Cryptography

In order to secure data and provide authentication and authorization services, Redact leverages several cryptographic systems. Asymmetric keys are used to create unique identities that can be used to identify users or machines across the Redact ecosystem. Symmetric keys are used to encrypt and decrypt user data. By combining these two concepts, Redact can create portable encrypted data that can be consumed by any device owned by a particular user.

Note

All cryptographic algorithms are currently provided by libsodium. Symmetric keys use its xsalsa20poly1305 algorithm. Asymmetric keys use its curve25519xsalsa20poly1305 algorithm.

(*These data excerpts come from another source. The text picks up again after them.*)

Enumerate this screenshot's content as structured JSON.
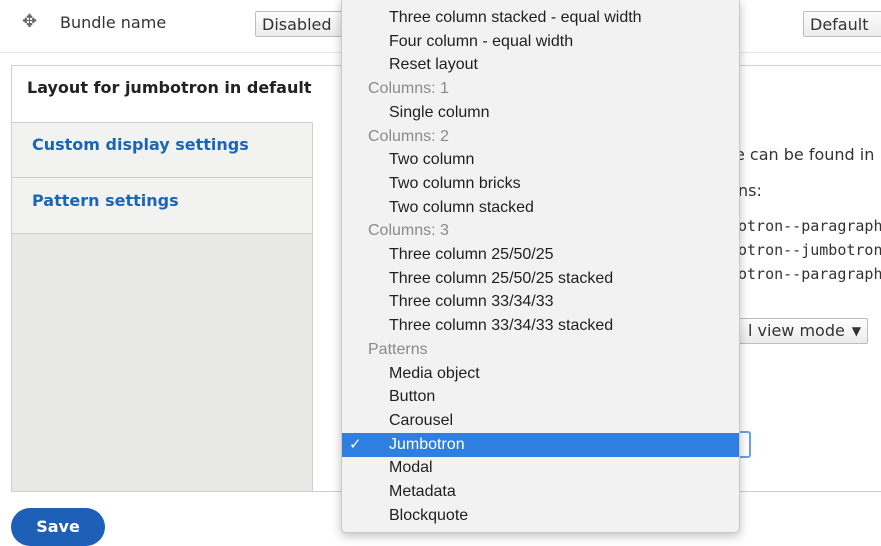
{
  "bundle_row": {
    "label": "Bundle name",
    "region_value": "Disabled",
    "format_value": "Default"
  },
  "vertical_tabs": {
    "active": "Layout for jumbotron in default",
    "custom": "Custom display settings",
    "pattern": "Pattern settings"
  },
  "pane": {
    "line1": "e can be found in",
    "line2": "ns:",
    "line3": "otron--paragraph",
    "line4": "otron--jumbotron",
    "line5": "otron--paragraph",
    "view_mode": "l view mode"
  },
  "save_label": "Save",
  "dropdown": {
    "items": [
      {
        "text": "Three column stacked - equal width",
        "kind": "option"
      },
      {
        "text": "Four column - equal width",
        "kind": "option"
      },
      {
        "text": "Reset layout",
        "kind": "option"
      },
      {
        "text": "Columns: 1",
        "kind": "group"
      },
      {
        "text": "Single column",
        "kind": "option"
      },
      {
        "text": "Columns: 2",
        "kind": "group"
      },
      {
        "text": "Two column",
        "kind": "option"
      },
      {
        "text": "Two column bricks",
        "kind": "option"
      },
      {
        "text": "Two column stacked",
        "kind": "option"
      },
      {
        "text": "Columns: 3",
        "kind": "group"
      },
      {
        "text": "Three column 25/50/25",
        "kind": "option"
      },
      {
        "text": "Three column 25/50/25 stacked",
        "kind": "option"
      },
      {
        "text": "Three column 33/34/33",
        "kind": "option"
      },
      {
        "text": "Three column 33/34/33 stacked",
        "kind": "option"
      },
      {
        "text": "Patterns",
        "kind": "group"
      },
      {
        "text": "Media object",
        "kind": "option"
      },
      {
        "text": "Button",
        "kind": "option"
      },
      {
        "text": "Carousel",
        "kind": "option"
      },
      {
        "text": "Jumbotron",
        "kind": "selected"
      },
      {
        "text": "Modal",
        "kind": "option"
      },
      {
        "text": "Metadata",
        "kind": "option"
      },
      {
        "text": "Blockquote",
        "kind": "option"
      }
    ]
  },
  "icons": {
    "drag": "drag-handle-icon",
    "check": "checkmark-icon",
    "caret": "caret-down-icon"
  },
  "colors": {
    "link": "#1a66b5",
    "selected": "#2f7fe0",
    "button": "#1e5fb8"
  }
}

In the future, other backing cryptographic libraries and algorithms will be supported.

Identity

Core to the Redact architecture is the concept of identity. In order for a user to give or deny access to a particular piece of data, they must at all times be capable of identifying who is requesting their data and what permissions this user has. In order to avoid centralization and dependance on a managed service to keep track of who has access to what, Redact uses self-sovereign identities in the form of asymmetric keypairs.

At the most basic level, all users have their own keypair with a self-signed client certificate. They can use this keypair and certificate to make anonymous requests to services that support anonymity. These requests are made using mutual TLS to share the identity of the user. For example, when the Client requests data from a storage server, or relays a message to a website host, it does so using this client certificate.

In many cases, however, a service may require some form of further authentication. For example, an internal company website may require that only employees of the company be capable of viewing the site. To indicate that the user belongs to a particular group, the keypair can be signed by a different certificate authority. This certificate can also have custom metadata added that can further identify and authorize the user.

Encryption

Redact leverages encryption to minimize the amount of time and places that your data is available in plaintext. Its encryption framework relies on two crucial invariants:

  1. Private data is only decrypted by the Client.

  2. Private data never exits the Client in plaintext.

By following these two rules, Redact ensures that the attack surface for exfiltrating private data remains as small as possible.